Echoing comments made by Prime Minister Binyamin Netanyahu earlier in the week, Foreign Minister Avigdor Liberman said Thursday that it was the Palestinian Authority that was preventing progress on talks to formulate the negotiation framework being developed by U.S. Secretary of State John Kerry. In an interview on Israel Radio Thursday, Liberman said that “the Palestinians are the ones that are stalling the talks by making demands that are not legitimate.”
Among those demands, said Liberman, was a building freeze in Judea and Samaria. When Kerry broached the idea of the frame work last year, Liberman said, the PA specifically did not demand a building freeze, but only the release of terrorists, a condition Israel had fulfilled to the letter. “Israel will not agree to any conditions for the continuation of the talks,” Liberman stressed.
The fourth and final round of terrorist releases – which is to include several terrorists with Israeli citizenship – is set for the end of the month. On Wednesday, PA chief negotiator Nabil Sha’ath in an interview with Al-Arabiya television reiterated the PA’s “three noes” – no recognition of Israel as a Jewish state, no compromise on demands that descendants of Arabs who fled Israel in 1948 to return to Israel, and no talks until Israel agrees to release more terrorists and freeze building in Judea and Samaria.
Liberman is set to leave Thursday for Rome, where he will meet with foreign ministers, including Kerry and Russian Foreign Minister Sergei Lavrov, and where he will present Israel’s positions on the PA demands, and lobby officials to push PA chief Mahmoud Abbas to begin compromising.
At his meeting with Netanyahu Monday, United States President Barack Obama promised Netanyahu that he would push the PA to match any Israeli concessions in the Kerry framework.

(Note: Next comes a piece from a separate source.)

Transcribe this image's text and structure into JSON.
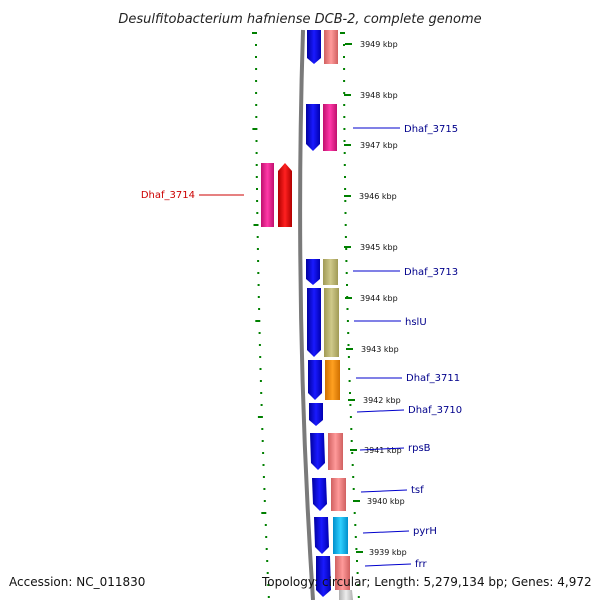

Netanyahu made clear to Obama that for the talks to continue, PA Chairman Mahmoud Abbas would have to be prepared to make concessions, reports said. Obama undertook to push the PA leader, who will be in Washington in two weeks, as he had done to Netanyahu, White House officials said. “It’s not as though the Palestinians are going to get a pass,” they said.
Kerry has been trying to push the sides to agree to a framework agreement that will allow for the peace talks to continue beyond the set nine-month period, which expires in April. Few details have been made public of Kerry’s proposed framework, though Thomas Friedman of the New York Times published some alleged details of the plan, which, he said, will call for a phased Israeli withdrawal from Judea and Samaria based on the 1949 lines, with “unprecedented” security arrangements in the strategic Jordan Valley. The Israeli withdrawal will not include certain settlement blocs, but Israel will compensate the Arab side for this with Israeli territory.